Wednesday, 18 November 2015

Media Reflection: The Business of Being Born

The whole process of the actual delivery is something a pregnant woman spends a lot of time thinking about. The unknown causes a lot of anxiety, and that fear can lead you to believe that birth is a very clinical experience. I admit, I was of that opinion and never considered a midwife for my own labour experience. This very graphic documentary, produced by Ricki Lake, did not change that. What it did do, is raise some very interesting questions about the way birth is portrayed in the media, and how science of the delivery is actually practice in the United States. The message began with tangible numbers, and personal anecdotes, but ended with a harsh and emotional-fuelled assault on hospital birth that I found distasteful.  Here's my full account of "The Business of Being Born."

The Numbers

The film starts with some pretty staggering facts, including that 70% of births in Japan and in the United Kingdom employ a midwife, whereas the the number in the United States is less than 8%. In fact, the use of home birth in the US has seen a tremendous decline in just over 50 years. From 95% in 1900 to less than 1% in 1955. I find that difference remarkable, especially given the later stated math on cost. At the time of filming, a "spontaneous, vaginal birth" cost in excess of $13,000 done in hospital, while a mid-wife claimed her fees for the entire process, including pre-natal care and facility fees, would be around $4,000! The trouble of opting for the less expensive method is the ensuing insurance claim, which was made to look gruelling, if not practically impossible. I can see how these numbers would scare Americans, especially those in low income brackets, but as a Canadian viewing this film, the cost is all but irrelevant. 

The Control

The thesis of the film seems to be that a midwife offers you a lot more control over your birth experience than a doctor (granted), and that should be something we all want for the natural bonding implications. I'm not sure they convinced me of the later part of that statement, but control is very lacking on a bed in a delivery ward. Some of the evidence they show of hospital births are damning. In one scene, a doctor told a woman in a rather cold fashion "Remember, no crying. You gotta breathe, okay?" Several clips of births with "interventions" by hospital staff certainly play into that traumatic, sensational, ER version of birth you see on television. Nurses giving women deadlines on how long they had to push, and dosing medication after medication for everything from contraction management to pain reduction. By comparison, the home water bath and birthing centre did seem more civilized and calm. This is one of the strongest points put forward; feeling scared, and being given "expert" opinion does make you question your body and your ability to deliver in the manner in which you want. So called "choices" in hospital are really just instructions while you are in such a compromised state of body and mind. 

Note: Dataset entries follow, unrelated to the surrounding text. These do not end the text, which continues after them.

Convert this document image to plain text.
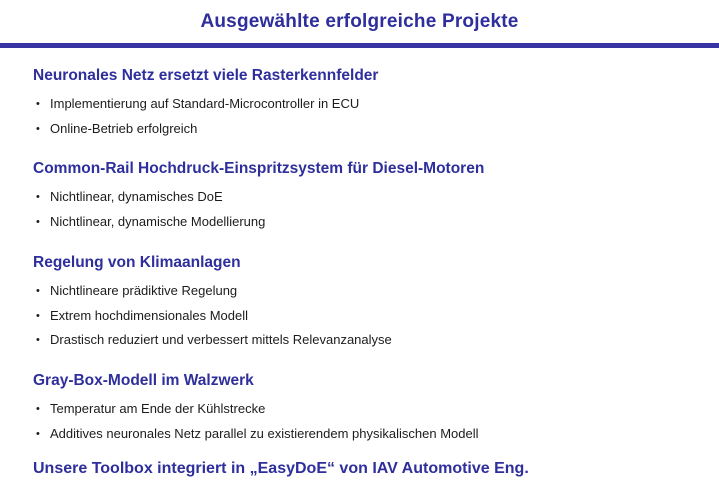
Ausgewählte erfolgreiche Projekte
Neuronales Netz ersetzt viele Rasterkennfelder
• Implementierung auf Standard-Microcontroller in ECU
• Online-Betrieb erfolgreich
Common-Rail Hochdruck-Einspritzsystem für Diesel-Motoren
• Nichtlinear, dynamisches DoE
• Nichtlinear, dynamische Modellierung
Regelung von Klimaanlagen
• Nichtlineare prädiktive Regelung
• Extrem hochdimensionales Modell
• Drastisch reduziert und verbessert mittels Relevanzanalyse
Gray-Box-Modell im Walzwerk
• Temperatur am Ende der Kühlstrecke
• Additives neuronales Netz parallel zu existierendem physikalischen Modell
Unsere Toolbox integriert in „EasyDoE“ von IAV Automotive Eng.
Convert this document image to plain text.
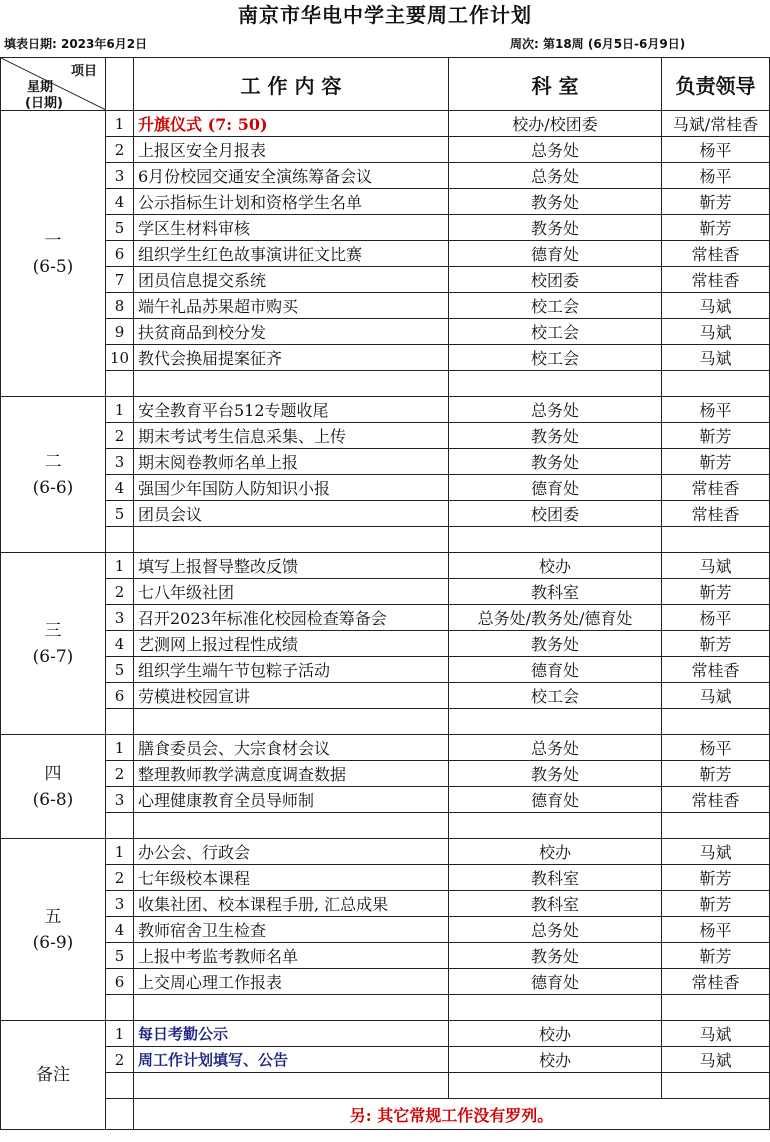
南京市华电中学主要周工作计划
填表日期: 2023年6月2日	周次: 第18周 (6月5日-6月9日)
项目
星期
(日期)		工 作 内 容	科 室	负责领导

一
(6-5)	1	升旗仪式 (7: 50)	校办/校团委	马斌/常桂香
	2	上报区安全月报表	总务处	杨平
	3	6月份校园交通安全演练筹备会议	总务处	杨平
	4	公示指标生计划和资格学生名单	教务处	靳芳
	5	学区生材料审核	教务处	靳芳
	6	组织学生红色故事演讲征文比赛	德育处	常桂香
	7	团员信息提交系统	校团委	常桂香
	8	端午礼品苏果超市购买	校工会	马斌
	9	扶贫商品到校分发	校工会	马斌
	10	教代会换届提案征齐	校工会	马斌

二
(6-6)	1	安全教育平台512专题收尾	总务处	杨平
	2	期末考试考生信息采集、上传	教务处	靳芳
	3	期末阅卷教师名单上报	教务处	靳芳
	4	强国少年国防人防知识小报	德育处	常桂香
	5	团员会议	校团委	常桂香

三
(6-7)	1	填写上报督导整改反馈	校办	马斌
	2	七八年级社团	教科室	靳芳
	3	召开2023年标准化校园检查筹备会	总务处/教务处/德育处	杨平
	4	艺测网上报过程性成绩	教务处	靳芳
	5	组织学生端午节包粽子活动	德育处	常桂香
	6	劳模进校园宣讲	校工会	马斌

四
(6-8)	1	膳食委员会、大宗食材会议	总务处	杨平
	2	整理教师教学满意度调查数据	教务处	靳芳
	3	心理健康教育全员导师制	德育处	常桂香

五
(6-9)	1	办公会、行政会	校办	马斌
	2	七年级校本课程	教科室	靳芳
	3	收集社团、校本课程手册, 汇总成果	教科室	靳芳
	4	教师宿舍卫生检查	总务处	杨平
	5	上报中考监考教师名单	教务处	靳芳
	6	上交周心理工作报表	德育处	常桂香

备注	1	每日考勤公示	校办	马斌
	2	周工作计划填写、公告	校办	马斌

		另: 其它常规工作没有罗列。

An image of a restrained woman about to deliver used in the film
The Emotions

That second part of the film's central premise - that we should desire to control our birth experience, and the essential emotions it produces - goes too far on too little in my opinion. While, as Ricki at one point says, childbirth is "not an illness," they overtly suggest that women that choose a doctor, medication, c-section, etc are not experiencing the natural chemical reaction necessary to create a loving bond. The pain/ pleasure euphoria that ensues after a natural (read: midwife assisted) birth supposedly generates an essential reaction crucial to attachment. I was shocked to the point of being a little offended. After nearly two hours of encouraging women to take charge of their own bodies and have the birth experience they want, they then back track telling you that the only kind they should want is natural, with a midwife. They insult women as "too posh to push" and bring up heinous examples of medical horrors such as thalidomide and 1920's birth restraints to really send home their point. It's cruel to women who have had medically necessary c-sections, and those who, after having done their research, chose an OB/GYN.

I did learn a lot about the options available to women in terms of the delivery process, and it did have moments of truly empowering information. While I was not convinced that they proved their point, I do agree that women should trust in their bodies and pursue a delivery that suits their individual needs, be that a home birth, a natural birthing centre, a hospital, or otherwise. You do not need to expect a traumatic birth experience, and you do have a choice as to your practitioner, your medications, and your limits. As graphic and hard to watch as this film can be, I highly recommend it for women unsure of what direction they would like to take - just take the message with a grain of salt.